Марк наклонился к доске, словно разом получил худшую позицию.
- … Почему-то принято исходить из того, - заметил он наконец, - что человек всегда руководствуется эгоизмом…
- У тебя есть другая версия? В следующий раз мы играем с часами…
- Просто в последнее время… иногда я думаю, что каждый поступок в нашем возрасте… в сущности, это ведь уже навсегда. Вряд ли нам удастся что-либо существенно поправить там…
- Не думаю, чтобы у меня возникло такое желание. – Ощутив тяжесть в промежности, Николай Иванович встал, подавив машинальное движение к массажу.
- Что говорит Колмановский? - ухватился за это движение Марк, чтобы избежать трений.
- Что говорит? – Николай Иванович прошелся по комнате. – Говорит, что мыслить отвлеченно человеку позволяет нормальная функция пузыря. Он бы удивился, что поддерживать женщину ты приглашаешь лицо, у которого это отправление нарушено.
- Я и хотел всё сделать сам!..
- Что ты хотел?!.. – перебил Николай Иванович, не желая мириться с тем, что в его жизнь входит нечто непредвиденное, - уже вошло! – и с этим ничего нельзя поделать.
- Необходима выписка с Плющихи. Чтобы было видно, что на Север она уезжала отсюда и имела право бронировать площадь… Но потом я подумал, что за твоей спиной… я не мог не поставить тебя в известность. Тогда она сказала, что позвонит тебе сама.

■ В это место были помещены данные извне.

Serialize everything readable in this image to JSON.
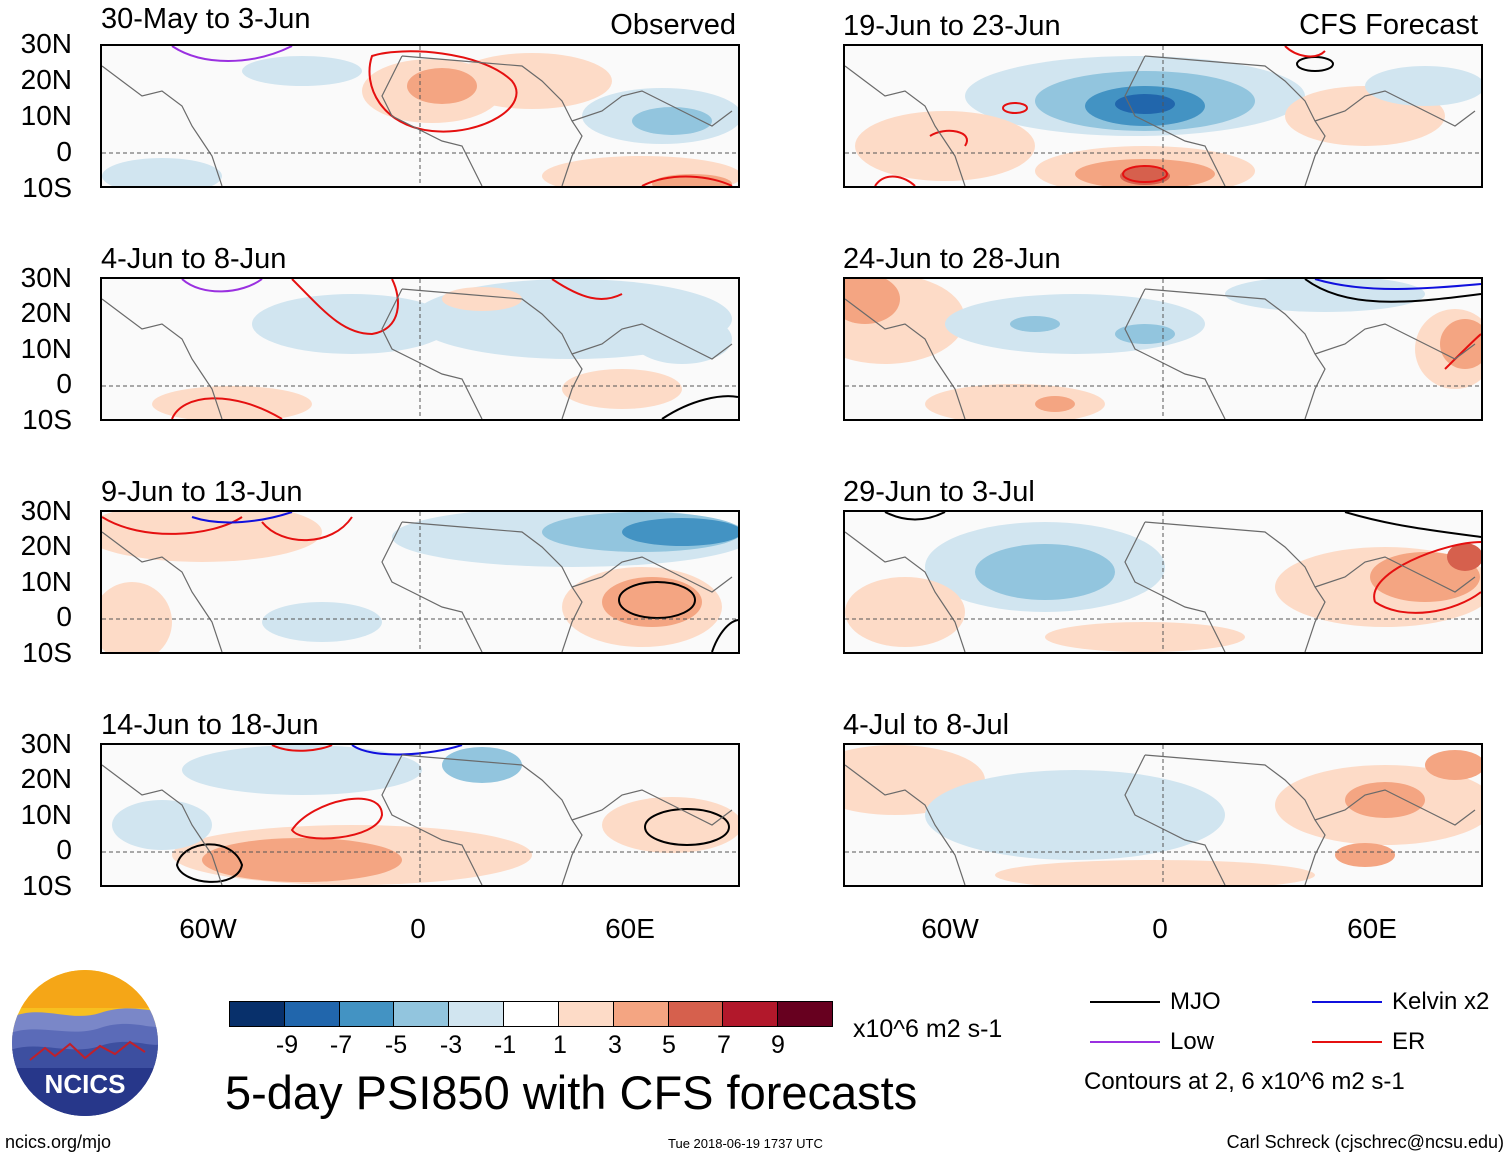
{
  "header": {
    "observed_label": "Observed",
    "forecast_label": "CFS Forecast"
  },
  "panels_left": [
    {
      "period": "30-May to 3-Jun"
    },
    {
      "period": "4-Jun to 8-Jun"
    },
    {
      "period": "9-Jun to 13-Jun"
    },
    {
      "period": "14-Jun to 18-Jun"
    }
  ],
  "panels_right": [
    {
      "period": "19-Jun to 23-Jun"
    },
    {
      "period": "24-Jun to 28-Jun"
    },
    {
      "period": "29-Jun to 3-Jul"
    },
    {
      "period": "4-Jul to 8-Jul"
    }
  ],
  "axes": {
    "lat_labels": [
      "30N",
      "20N",
      "10N",
      "0",
      "10S"
    ],
    "lon_labels": [
      "60W",
      "0",
      "60E"
    ]
  },
  "colorbar": {
    "labels": [
      "-9",
      "-7",
      "-5",
      "-3",
      "-1",
      "1",
      "3",
      "5",
      "7",
      "9"
    ],
    "colors": [
      "#08306b",
      "#2166ac",
      "#4393c3",
      "#92c5de",
      "#d1e5f0",
      "#ffffff",
      "#fddbc7",
      "#f4a582",
      "#d6604d",
      "#b2182b",
      "#67001f"
    ],
    "units": "x10^6 m2 s-1"
  },
  "legend": {
    "items": [
      {
        "label": "MJO",
        "color": "#000000"
      },
      {
        "label": "Kelvin x2",
        "color": "#1010dd"
      },
      {
        "label": "Low",
        "color": "#9a30e0"
      },
      {
        "label": "ER",
        "color": "#e51010"
      }
    ],
    "contours_note": "Contours at 2, 6 x10^6 m2 s-1"
  },
  "title": "5-day PSI850 with CFS forecasts",
  "logo": {
    "text": "NCICS"
  },
  "footer": {
    "url": "ncics.org/mjo",
    "timestamp": "Tue 2018-06-19 1737 UTC",
    "author": "Carl Schreck (cjschrec@ncsu.edu)"
  }
}
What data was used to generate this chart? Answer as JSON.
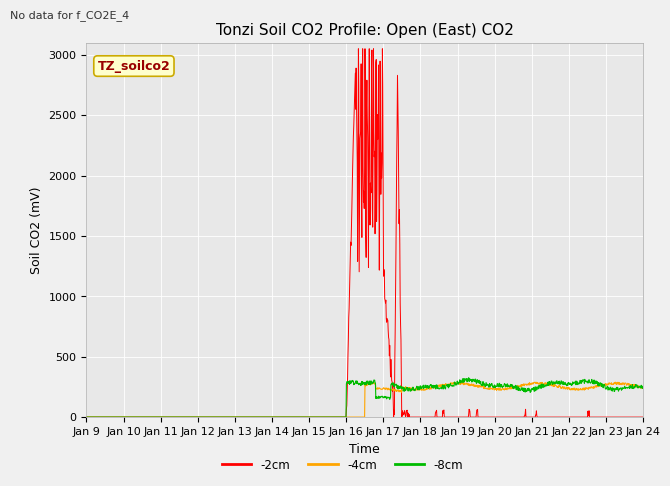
{
  "title": "Tonzi Soil CO2 Profile: Open (East) CO2",
  "no_data_text": "No data for f_CO2E_4",
  "xlabel": "Time",
  "ylabel": "Soil CO2 (mV)",
  "ylim": [
    0,
    3100
  ],
  "yticks": [
    0,
    500,
    1000,
    1500,
    2000,
    2500,
    3000
  ],
  "date_start": 9,
  "date_end": 24,
  "plot_bg": "#e8e8e8",
  "fig_bg": "#f0f0f0",
  "legend_label": "TZ_soilco2",
  "legend_box_facecolor": "#ffffcc",
  "legend_box_edgecolor": "#ccaa00",
  "series": {
    "red_2cm": {
      "color": "#ff0000",
      "label": "-2cm"
    },
    "orange_4cm": {
      "color": "#ffa500",
      "label": "-4cm"
    },
    "green_8cm": {
      "color": "#00bb00",
      "label": "-8cm"
    }
  },
  "title_fontsize": 11,
  "axis_label_fontsize": 9,
  "tick_fontsize": 8,
  "no_data_fontsize": 8,
  "legend_label_fontsize": 8.5
}
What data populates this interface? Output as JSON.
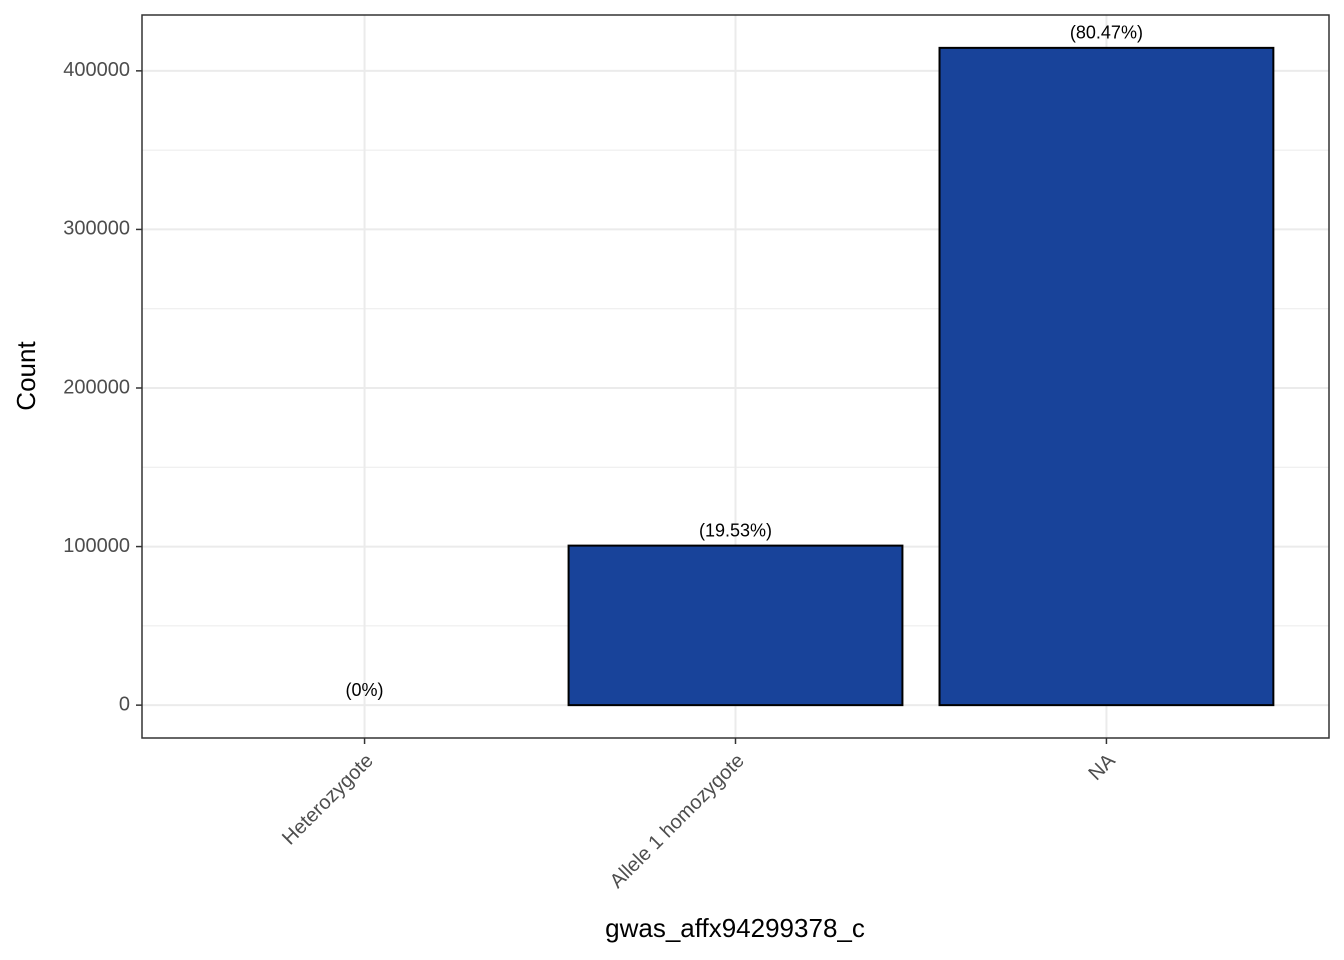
{
  "chart_data": {
    "type": "bar",
    "x_label": "gwas_affx94299378_c",
    "y_label": "Count",
    "categories": [
      "Heterozygote",
      "Allele 1 homozygote",
      "NA"
    ],
    "values": [
      0,
      100600,
      414500
    ],
    "bar_labels": [
      "(0%)",
      "(19.53%)",
      "(80.47%)"
    ],
    "color": "#18439a",
    "ylim": [
      -20725,
      435225
    ],
    "yticks": [
      0,
      100000,
      200000,
      300000,
      400000
    ],
    "minor_yticks": [
      50000,
      150000,
      250000,
      350000
    ],
    "grid": true
  }
}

- Идите обедать, - заглянула в комнату Римма. – Вашу выписку возьму я.
4
«Есть в жизни артиста минуты, когда он мчится к цели, как из лука пущенная стрела: когда застучат ножами и вилками и скажут: «Кушать подано!» - Отправляясь к столу, Марк всегда разыгрывал голод.
- Тебе рисовый, с помидорами… - Римма поставила ему тарелку на гостевое место – в торце стола – спиной удобно откинуться на холодильник. – Разгоряченная кухней, она умела дать понять, что это лишь службишка, службу же организовали ей на Плющихе. Сознавая свою вину, Марк не мог воспользоваться её приглашением сразу и сделал ход промежуточный – в лоджию.
- Воздух какой! – Расстегнув вельветовую куртку, он взрыхлил шейный платок. – Если бы у вас я мог дышать не легкими, а желудком… не нужно было бы никакого санатория. И пахнут настурции! Ляля обязательно сажала на балконе настурции. Весной попробовал посадить у неё, но такое лето… Все засохло. К сожалению, я лишен возможности бывать там чаще, чем раз в неделю.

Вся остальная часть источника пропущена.